To better understand the necessity of traditional dishes in the household, imagine African culture to be a puzzle displaying a beautiful picture of strength, courage, history, and hope. Think of each piece of the puzzle as various aspects of African culture. Perhaps one piece could be music, another piece food, and the other our attire, etc. By removing the puzzle piece that represents food and completely replacing it with any piece of another puzzle (like non African food) you would have constructed an entirely new image. If you allow for that puzzle to be removed piece by piece and replaced with the fragments of another illustration, a new image will emerge and dominate what the puzzle used to display. Removing traditional meals from the household will cause a detrimental domino effect that leads to the disregard for a lost culture.

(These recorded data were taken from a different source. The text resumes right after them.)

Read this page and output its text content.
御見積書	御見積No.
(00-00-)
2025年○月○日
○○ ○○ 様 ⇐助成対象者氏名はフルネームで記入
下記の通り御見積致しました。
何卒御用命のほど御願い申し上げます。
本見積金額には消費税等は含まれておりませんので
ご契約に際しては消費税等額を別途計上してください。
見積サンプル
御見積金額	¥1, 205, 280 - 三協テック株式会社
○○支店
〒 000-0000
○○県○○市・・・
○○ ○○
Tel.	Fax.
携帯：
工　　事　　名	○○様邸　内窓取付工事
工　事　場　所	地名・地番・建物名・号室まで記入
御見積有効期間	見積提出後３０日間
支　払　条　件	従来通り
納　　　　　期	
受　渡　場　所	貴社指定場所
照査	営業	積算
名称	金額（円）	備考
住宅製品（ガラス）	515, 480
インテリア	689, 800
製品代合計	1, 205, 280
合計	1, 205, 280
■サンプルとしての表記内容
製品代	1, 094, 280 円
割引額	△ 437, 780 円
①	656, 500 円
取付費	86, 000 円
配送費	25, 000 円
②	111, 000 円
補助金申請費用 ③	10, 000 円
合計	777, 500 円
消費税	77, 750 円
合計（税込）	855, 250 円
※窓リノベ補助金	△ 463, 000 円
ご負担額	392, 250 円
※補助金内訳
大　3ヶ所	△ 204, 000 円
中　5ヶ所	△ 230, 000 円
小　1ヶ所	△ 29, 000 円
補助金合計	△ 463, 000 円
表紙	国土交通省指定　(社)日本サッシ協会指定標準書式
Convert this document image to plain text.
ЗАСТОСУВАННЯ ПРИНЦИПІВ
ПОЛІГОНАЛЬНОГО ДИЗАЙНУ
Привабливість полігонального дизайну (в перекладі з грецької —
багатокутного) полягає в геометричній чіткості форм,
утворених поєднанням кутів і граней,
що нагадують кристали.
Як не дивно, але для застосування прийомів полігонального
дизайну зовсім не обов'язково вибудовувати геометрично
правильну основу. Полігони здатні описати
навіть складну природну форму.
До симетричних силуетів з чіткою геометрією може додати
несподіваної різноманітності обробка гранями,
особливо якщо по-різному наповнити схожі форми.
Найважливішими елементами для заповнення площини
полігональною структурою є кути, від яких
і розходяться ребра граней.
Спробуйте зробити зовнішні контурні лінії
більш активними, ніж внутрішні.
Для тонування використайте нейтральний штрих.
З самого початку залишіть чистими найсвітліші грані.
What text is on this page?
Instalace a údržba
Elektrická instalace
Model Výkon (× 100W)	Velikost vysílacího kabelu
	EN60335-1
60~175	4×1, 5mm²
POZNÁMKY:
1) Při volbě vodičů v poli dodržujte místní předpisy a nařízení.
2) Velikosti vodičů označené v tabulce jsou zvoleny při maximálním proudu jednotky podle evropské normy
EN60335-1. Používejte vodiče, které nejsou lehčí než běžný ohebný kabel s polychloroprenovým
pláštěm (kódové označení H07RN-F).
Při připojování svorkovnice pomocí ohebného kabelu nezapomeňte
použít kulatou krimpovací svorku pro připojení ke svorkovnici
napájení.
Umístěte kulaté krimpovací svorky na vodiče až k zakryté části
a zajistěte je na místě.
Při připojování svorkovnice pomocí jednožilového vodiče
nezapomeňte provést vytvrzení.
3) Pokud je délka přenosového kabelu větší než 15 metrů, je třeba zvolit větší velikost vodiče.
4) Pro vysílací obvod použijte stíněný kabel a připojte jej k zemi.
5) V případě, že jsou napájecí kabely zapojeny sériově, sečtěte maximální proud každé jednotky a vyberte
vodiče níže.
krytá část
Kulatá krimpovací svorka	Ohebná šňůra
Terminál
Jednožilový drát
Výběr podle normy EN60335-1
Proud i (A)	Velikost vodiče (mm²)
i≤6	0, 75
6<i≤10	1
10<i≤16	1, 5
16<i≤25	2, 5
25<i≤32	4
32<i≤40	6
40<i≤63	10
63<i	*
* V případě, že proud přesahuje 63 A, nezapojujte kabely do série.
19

Yam, fufu, ugba and akara could be viewed as simple dishes. But in the grand scheme of things, they contribute to the acknowledgement of the very culture that gives us life. They help us appreciate the land of our birth and the tradition that sustains us. No amount of French fries or apple pie can ever penetrate the boundaries within the souls and stomachs of Africans that hold a special place for traditional meals.
Indulging in these delicacies is more than mere tantalization for our taste buds. It's about embracing the culture that these dishes represent. Showing in simple ways that no matter the geographical location, African culture will always remain with African people. Using our mouths to not only preach about all that Africa has provided us, but also to intake the blessings that our land has given us.